Based on a modeling method from Destination Marketing Association International, the impact totaled $8.346 million. That impact would have generated $216,996 in city tax revenue, well ahead of the $168,194 tax revenue estimate in 2015.
“I am extremely proud of these numbers that show the tremendous positive economic impact that the 2nd Annual Steel Horse Rally has on our community, and how much the event grew in just one year,” said Dennis Snow, president of the Steel Horse Rally Inc. “Thanks to the amazing Steel Horse Rally sponsors, volunteer team, board of directors and motorcycle riders from all over the country who made the 2nd Annual Steel Horse Rally a huge success.”
Snow said he was moved to see people at the Steel Horse Rally enjoying themselves in Fort Smith and riding nearby scenic roads.
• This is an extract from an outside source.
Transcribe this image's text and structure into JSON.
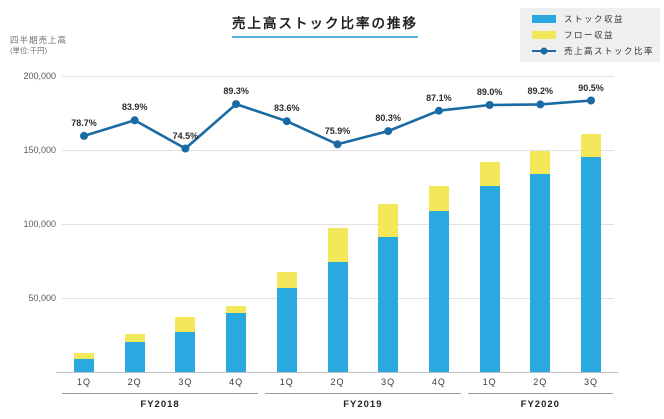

Planning is already underway for the 2017 rally, Snow said, which is set for May 5-6 in downtown Fort Smith.
“We want the Steel Horse Rally to continue to grow each year, restoring civic pride and showcasing the best that our the area has to offer,” Snow said. “I am so proud of everyone who made the 2016 Steel Horse Rally a huge success. I look forward to making the 2017 Steel Horse Rally even bigger and better.”
Once shunned by communities, motorcycles rallies are growing and becoming more accepted, especially as the demographic has changed to more riders being professionals with disposable income. The Arkansas Department of Parks & Tourism has in recent years worked to promote motorcycle tourism in the state, to include producing a motorcycle guide and having a separate landing page on the state’s tourism website.
A 2013 analysis of the now famous Bikes, Blues & BBQ rally in Northwest Arkansas showed that the impact that year ranged from $69.411 million to $80.98 million. Event attendance was estimated to range between 348,000 and 478,000.
A June 2012 report from Kaplan University and Allied American University said motorcycle tourism can have “significant” gains for a city or region.
“Motorcycle tourism is growing and attracting new riders with both disposable income and leisure time – the necessary ingredients for tourism. Appealing to this niche market can lead to significant economic benefits,” noted the study, which provided analysis in how better to study motorcycle tourism.
A September 2015 “Wing Ding” event in Huntsville Ala., attracted an estimated 10,000-12,000 Honda Gold Wing riders, and resulted in an estimated economic impact of $3 million.
Michael Tilley, a co-owner of Talk Business & Politics, is a member of the Steel Horse Rally board of directors.